Friday, January 25, 2002

A Sporting Life

My happiest memories of sports in highschool are of sitting at the kitchen table, drinking tea and eating mother’s sustaining fruitcake with my friend, Helen. After years of supervised and compulsory sports, at age seventeen, school allowed us to choose our own Friday afternoon exercise, and we elected to ramble through the waist-high bracken on the moor, right back over to my house. Officially, we were running cross-country.

I was never much of an athlete at school. Being short sighted and preoccupied, I disliked sports that involved the close approach of fast-moving objects such as field hockey balls. And I didn’t much care for running, jumping or catching either. Team sports were a moral trial to me, and I still recall the mortification of having let the team down yet again.

Still, I was early trained in the English custom of nice healthy walks in the drizzling rain by my mother who, to this day, chases her grandchildren out of the house “to get some fresh air before supper,” regardless of the weather or TV schedule. So I distinguished between sports, which I scorned, and taking exercise, which I approved of and liked. Exercise included swimming solitary laps in the local pool as well as going for long walks and, later, serious hiking in the Lake District. In college, I joined an eight, and decided to classify rowing as exercise not a sport, since one sits down throughout the whole activity.

I make these autobiographical remarks in the interests of full disclosure. Perhaps my childhood sporting traumas have warped my perceptions. Or perhaps my problem is just that I grew up in a different culture. For I am puzzled by the American mania for sports in highschool and college.

At the Post Office last week, I overheard a soccer mom’s in-depth and impassioned critique of junior’s coach: his techniques, commitment and career stats. Her friend responded with an equally-exhaustive account of her packed schedule as fund-raiser and chauffeur for her child’s sports team. Neither spared a comment for their children’s academic instructors.

My local paper regularly devotes a section to highschool and college athletics, but reports on science projects and theatre productions appear only sporadically. A helicopter makes the rounds of local highschool games, so the TV station can broadcast sporting highlights with the evening news. I don’t understand this passionate interest nor how schools justify this relentless promotion of sports.
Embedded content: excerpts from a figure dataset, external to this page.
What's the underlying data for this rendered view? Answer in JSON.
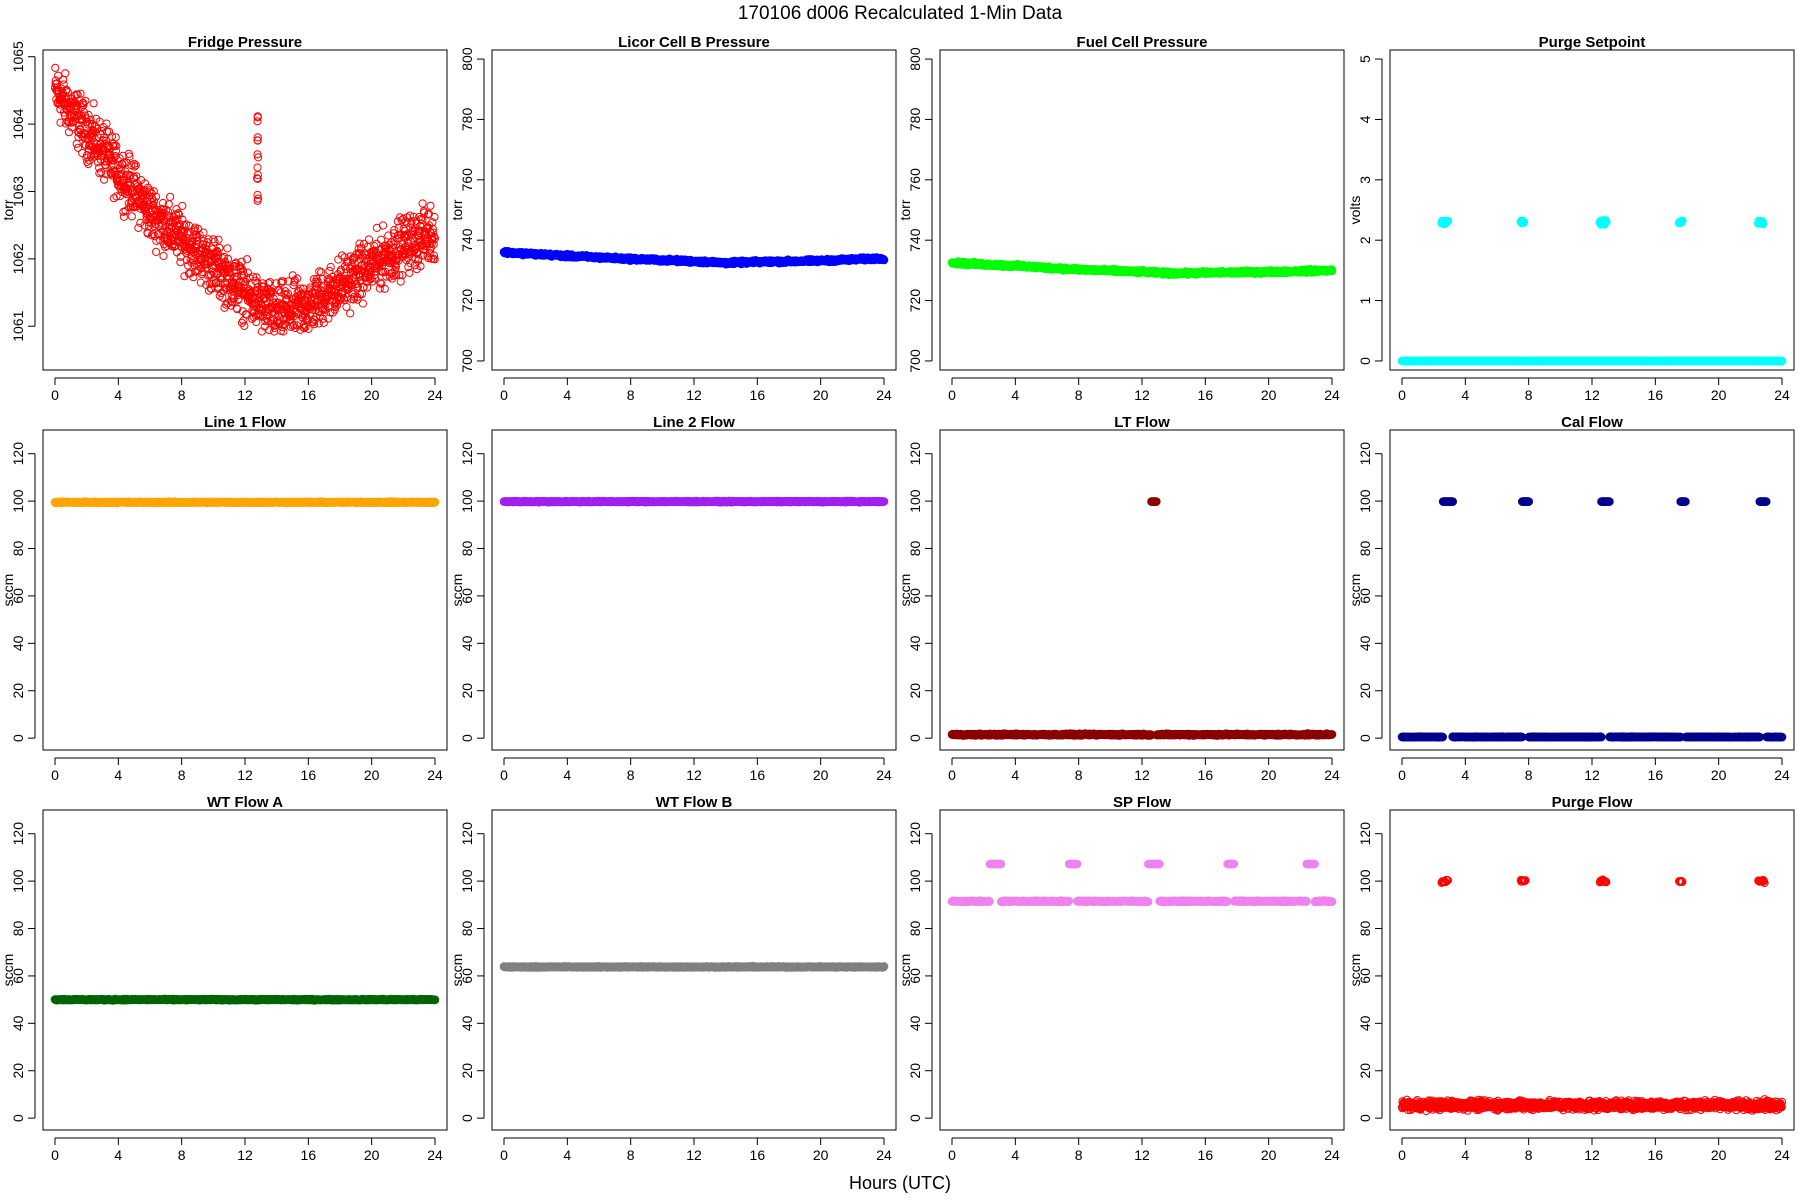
{
  "figure": {
    "title": "170106   d006   Recalculated 1-Min Data",
    "xlabel": "Hours (UTC)"
  },
  "chart_data": [
    {
      "type": "scatter",
      "title": "Fridge Pressure",
      "ylabel": "torr",
      "color": "#ff0000",
      "marker": "open",
      "xlim": [
        0,
        24
      ],
      "ylim": [
        1060.35,
        1065.1
      ],
      "x_ticks": [
        0,
        4,
        8,
        12,
        16,
        20,
        24
      ],
      "y_ticks": [
        1061,
        1062,
        1063,
        1064,
        1065
      ],
      "trend_x": [
        0,
        2,
        4,
        6,
        8,
        10,
        12,
        13,
        14,
        16,
        18,
        20,
        22,
        24
      ],
      "trend_y": [
        1064.5,
        1063.9,
        1063.3,
        1062.7,
        1062.3,
        1061.9,
        1061.5,
        1061.3,
        1061.2,
        1061.3,
        1061.6,
        1061.9,
        1062.2,
        1062.4
      ],
      "noise": 0.35,
      "outliers": [
        {
          "x": 12.8,
          "y": [
            1062.9,
            1063.2,
            1063.5,
            1063.8,
            1064.1
          ]
        }
      ]
    },
    {
      "type": "scatter",
      "title": "Licor Cell B Pressure",
      "ylabel": "torr",
      "color": "#0000ff",
      "marker": "filled",
      "xlim": [
        0,
        24
      ],
      "ylim": [
        697,
        803
      ],
      "x_ticks": [
        0,
        4,
        8,
        12,
        16,
        20,
        24
      ],
      "y_ticks": [
        700,
        720,
        740,
        760,
        780,
        800
      ],
      "trend_x": [
        0,
        4,
        8,
        12,
        14,
        16,
        20,
        24
      ],
      "trend_y": [
        736,
        734.8,
        733.8,
        733,
        732.5,
        732.8,
        733.2,
        734
      ],
      "noise": 0.4
    },
    {
      "type": "scatter",
      "title": "Fuel Cell Pressure",
      "ylabel": "torr",
      "color": "#00ff00",
      "marker": "filled",
      "xlim": [
        0,
        24
      ],
      "ylim": [
        697,
        803
      ],
      "x_ticks": [
        0,
        4,
        8,
        12,
        16,
        20,
        24
      ],
      "y_ticks": [
        700,
        720,
        740,
        760,
        780,
        800
      ],
      "trend_x": [
        0,
        4,
        8,
        12,
        14,
        16,
        20,
        24
      ],
      "trend_y": [
        732.5,
        731.5,
        730.3,
        729.5,
        729,
        729.2,
        729.5,
        730
      ],
      "noise": 0.4
    },
    {
      "type": "scatter",
      "title": "Purge Setpoint",
      "ylabel": "volts",
      "color": "#00ffff",
      "marker": "filled",
      "xlim": [
        0,
        24
      ],
      "ylim": [
        -0.15,
        5.15
      ],
      "x_ticks": [
        0,
        4,
        8,
        12,
        16,
        20,
        24
      ],
      "y_ticks": [
        0,
        1,
        2,
        3,
        4,
        5
      ],
      "trend_x": [
        0,
        24
      ],
      "trend_y": [
        0,
        0
      ],
      "noise": 0,
      "clusters": [
        {
          "x0": 2.5,
          "x1": 2.9,
          "y": 2.3
        },
        {
          "x0": 7.5,
          "x1": 7.7,
          "y": 2.3
        },
        {
          "x0": 12.5,
          "x1": 12.9,
          "y": 2.3
        },
        {
          "x0": 17.5,
          "x1": 17.7,
          "y": 2.3
        },
        {
          "x0": 22.5,
          "x1": 22.8,
          "y": 2.3
        }
      ]
    },
    {
      "type": "scatter",
      "title": "Line 1 Flow",
      "ylabel": "sccm",
      "color": "#ffa500",
      "marker": "filled",
      "xlim": [
        0,
        24
      ],
      "ylim": [
        -5,
        130
      ],
      "x_ticks": [
        0,
        4,
        8,
        12,
        16,
        20,
        24
      ],
      "y_ticks": [
        0,
        20,
        40,
        60,
        80,
        100,
        120
      ],
      "trend_x": [
        0,
        24
      ],
      "trend_y": [
        99.5,
        99.5
      ],
      "noise": 0.2
    },
    {
      "type": "scatter",
      "title": "Line 2 Flow",
      "ylabel": "sccm",
      "color": "#a020f0",
      "marker": "filled",
      "xlim": [
        0,
        24
      ],
      "ylim": [
        -5,
        130
      ],
      "x_ticks": [
        0,
        4,
        8,
        12,
        16,
        20,
        24
      ],
      "y_ticks": [
        0,
        20,
        40,
        60,
        80,
        100,
        120
      ],
      "trend_x": [
        0,
        24
      ],
      "trend_y": [
        99.8,
        99.8
      ],
      "noise": 0.2
    },
    {
      "type": "scatter",
      "title": "LT Flow",
      "ylabel": "sccm",
      "color": "#8b0000",
      "marker": "filled",
      "xlim": [
        0,
        24
      ],
      "ylim": [
        -5,
        130
      ],
      "x_ticks": [
        0,
        4,
        8,
        12,
        16,
        20,
        24
      ],
      "y_ticks": [
        0,
        20,
        40,
        60,
        80,
        100,
        120
      ],
      "trend_x": [
        0,
        24
      ],
      "trend_y": [
        1.5,
        1.5
      ],
      "noise": 0.3,
      "clusters": [
        {
          "x0": 12.6,
          "x1": 12.9,
          "y": 99.8
        }
      ]
    },
    {
      "type": "scatter",
      "title": "Cal Flow",
      "ylabel": "sccm",
      "color": "#00008b",
      "marker": "filled",
      "xlim": [
        0,
        24
      ],
      "ylim": [
        -5,
        130
      ],
      "x_ticks": [
        0,
        4,
        8,
        12,
        16,
        20,
        24
      ],
      "y_ticks": [
        0,
        20,
        40,
        60,
        80,
        100,
        120
      ],
      "trend_x": [
        0,
        24
      ],
      "trend_y": [
        0.5,
        0.5
      ],
      "noise": 0.1,
      "clusters": [
        {
          "x0": 2.6,
          "x1": 3.2,
          "y": 99.8
        },
        {
          "x0": 7.6,
          "x1": 8.0,
          "y": 99.8
        },
        {
          "x0": 12.6,
          "x1": 13.1,
          "y": 99.8
        },
        {
          "x0": 17.6,
          "x1": 17.9,
          "y": 99.8
        },
        {
          "x0": 22.6,
          "x1": 23.0,
          "y": 99.8
        }
      ]
    },
    {
      "type": "scatter",
      "title": "WT Flow A",
      "ylabel": "sccm",
      "color": "#006400",
      "marker": "filled",
      "xlim": [
        0,
        24
      ],
      "ylim": [
        -5,
        130
      ],
      "x_ticks": [
        0,
        4,
        8,
        12,
        16,
        20,
        24
      ],
      "y_ticks": [
        0,
        20,
        40,
        60,
        80,
        100,
        120
      ],
      "trend_x": [
        0,
        24
      ],
      "trend_y": [
        50,
        50
      ],
      "noise": 0.2
    },
    {
      "type": "scatter",
      "title": "WT Flow B",
      "ylabel": "sccm",
      "color": "#808080",
      "marker": "filled",
      "xlim": [
        0,
        24
      ],
      "ylim": [
        -5,
        130
      ],
      "x_ticks": [
        0,
        4,
        8,
        12,
        16,
        20,
        24
      ],
      "y_ticks": [
        0,
        20,
        40,
        60,
        80,
        100,
        120
      ],
      "trend_x": [
        0,
        24
      ],
      "trend_y": [
        63.8,
        63.8
      ],
      "noise": 0.2
    },
    {
      "type": "scatter",
      "title": "SP Flow",
      "ylabel": "sccm",
      "color": "#ee82ee",
      "marker": "filled",
      "xlim": [
        0,
        24
      ],
      "ylim": [
        -5,
        130
      ],
      "x_ticks": [
        0,
        4,
        8,
        12,
        16,
        20,
        24
      ],
      "y_ticks": [
        0,
        20,
        40,
        60,
        80,
        100,
        120
      ],
      "trend_x": [
        0,
        24
      ],
      "trend_y": [
        91.5,
        91.5
      ],
      "noise": 0.2,
      "clusters": [
        {
          "x0": 2.4,
          "x1": 3.1,
          "y": 107.2
        },
        {
          "x0": 7.4,
          "x1": 7.9,
          "y": 107.2
        },
        {
          "x0": 12.4,
          "x1": 13.1,
          "y": 107.2
        },
        {
          "x0": 17.4,
          "x1": 17.8,
          "y": 107.2
        },
        {
          "x0": 22.4,
          "x1": 22.9,
          "y": 107.2
        }
      ]
    },
    {
      "type": "scatter",
      "title": "Purge Flow",
      "ylabel": "sccm",
      "color": "#ff0000",
      "marker": "open",
      "xlim": [
        0,
        24
      ],
      "ylim": [
        -5,
        130
      ],
      "x_ticks": [
        0,
        4,
        8,
        12,
        16,
        20,
        24
      ],
      "y_ticks": [
        0,
        20,
        40,
        60,
        80,
        100,
        120
      ],
      "trend_x": [
        0,
        24
      ],
      "trend_y": [
        5.5,
        5.5
      ],
      "noise": 1.6,
      "clusters": [
        {
          "x0": 2.5,
          "x1": 2.9,
          "y": 100
        },
        {
          "x0": 7.5,
          "x1": 7.8,
          "y": 100
        },
        {
          "x0": 12.5,
          "x1": 12.9,
          "y": 100
        },
        {
          "x0": 17.5,
          "x1": 17.7,
          "y": 100
        },
        {
          "x0": 22.5,
          "x1": 22.9,
          "y": 100
        }
      ]
    }
  ]
}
One line I’ve heard is that playing sports builds the student’s moral character: it teaches one to play fair and win honestly in the great game of life. But there’s something puzzling here. My American sports-fan friends will readily concede that professional and even collegiate sports are fairly corrupt businesses. People agree that there’s a problem when Coach Knight throws another temper tantrum, or when O’Leary falsifies his credentials. Yet, somehow, this admission doesn’t lead to the question whether sports training - as such - really does teach the virtues of emotional self-control or honesty.

Another claim is that exposure to sport in school is the basis for a life-long commitment to physical health. But while the talented few may be trained and supported, the majority of students will never make the school teams. When the whole school turns out to cheer for the Homecoming game, most of the students will be relegated to the sidelines. This strikes me as good preparation for a lifetime of spectatorship, not activity. I wonder, too, whether optional tai chi every morning would have a more calming and healthful effect on more students’ alertness and attitudes than a bi-weekly stadium filler, where most are just warming the benches.

My complaint isn’t against sports in school, nor even against spectator sports. After all, if education in part prepares us to appreciate human excellence, perhaps we should learn to appreciate physical virtuosity as well as intellectual and aesthetic prowess. And with the incidence of childhood and adolescent obesity rising rapidly, schools surely ought to focus on students’ bodies as well as their minds.

With the Thomas Junta case in the national news, and the squalid tale of coach Chris Woods and his student-girlfriend circulating locally, my question arises more vividly. Under what conditions can students get the purported benefits of sports participation, while avoiding some problems associated with organised sport?

I think back to my pleasurable moorland rambles. With some encouragement, as a young woman, I was able to find some healthy activities that I liked and the habit of exercise has persisted, though I have no crowds to cheer me on. And I hope that my un-sporting counterparts in local schools are equally lucky.